Abbot Ambrose narrowed his eyes. Even when he was standing at ease (the word “relaxed” scarcely applied), Ambrose’s bald head wore the look of a gentleman who could kill a rival at ten paces, and Gabriel felt himself looking hastily away. “That’s a lie, you were watching that woman a full five minutes before you waved at her.”

“How did you know I was looking at a woman?” It is written all over my face! he thought. I am probably as red as a beetroot.

“Because I observed her myself from the other window as I entered the room,” growled Ambrose. “Mrs Paige really ought to be discouraged from wandering about the grounds like that.”

“No one has the heart, she always looks so sad.” Gabriel had a nasty feeling that he was digging himself ever further into a hole from which only the abbot would be able to extricate him. He changed tack as skilfully as he could. “There’s an ugly rumour—”

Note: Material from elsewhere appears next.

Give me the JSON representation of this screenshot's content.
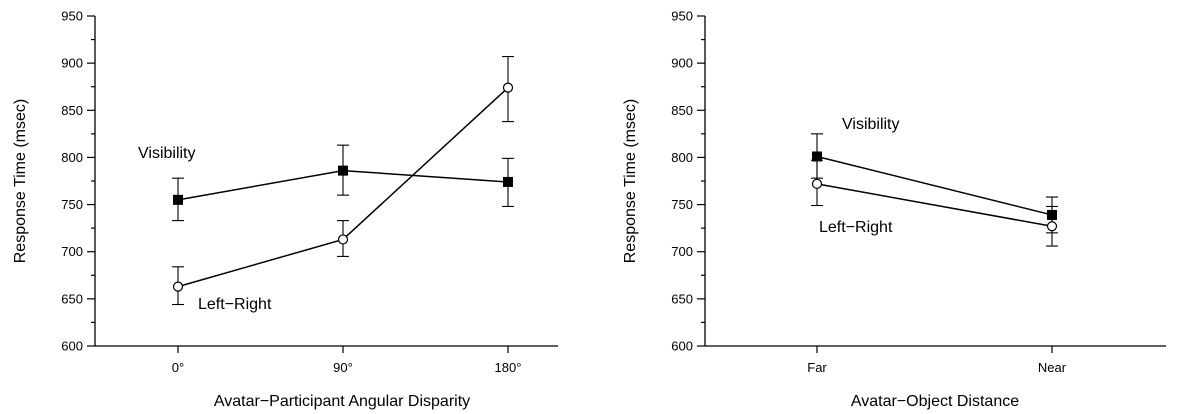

“We would not be listening to malicious gossip now, would we?” There was an unmistakeable threat to the abbot’s tone that prompted Gabriel to shut his mouth on the subject. “I am fully aware of Mr Merriott’s little story, but there have been quite a few of those over the years. I will not have Dr Paige’s good name sullied without evidence.”

“I’m sorry, Father Abbot.”

And Gabriel, who was not afraid of very much these days—night terrors or arrows or even the noonday devil, when it came to it—was very much afraid of making a mess of things and turned to Ambrose to ask for penance. He knew he should not have noticed her in the garden, and he had given away that he had observed her rather too often. Worse, perhaps, as Abbot Ambrose obviously knew, Gabriel had been listening to gossip and had half believed Gordon Merriott’s claims, not because he thought ill of Dr Paige but because Marie really did look as though she lived in a state of permanent fear. Worst of all, he became aware that Abbot Ambrose had stopped talking and Gabriel had no idea what penance he had been given—if any—because he had been too distracted to hear. At the risk of being ticked off for being overscrupulous, he would now have to ask penance for becoming distracted whilst being given a penance for becoming distracted, and Abbot Ambrose had never been the sort of man who appreciated having to repeat himself.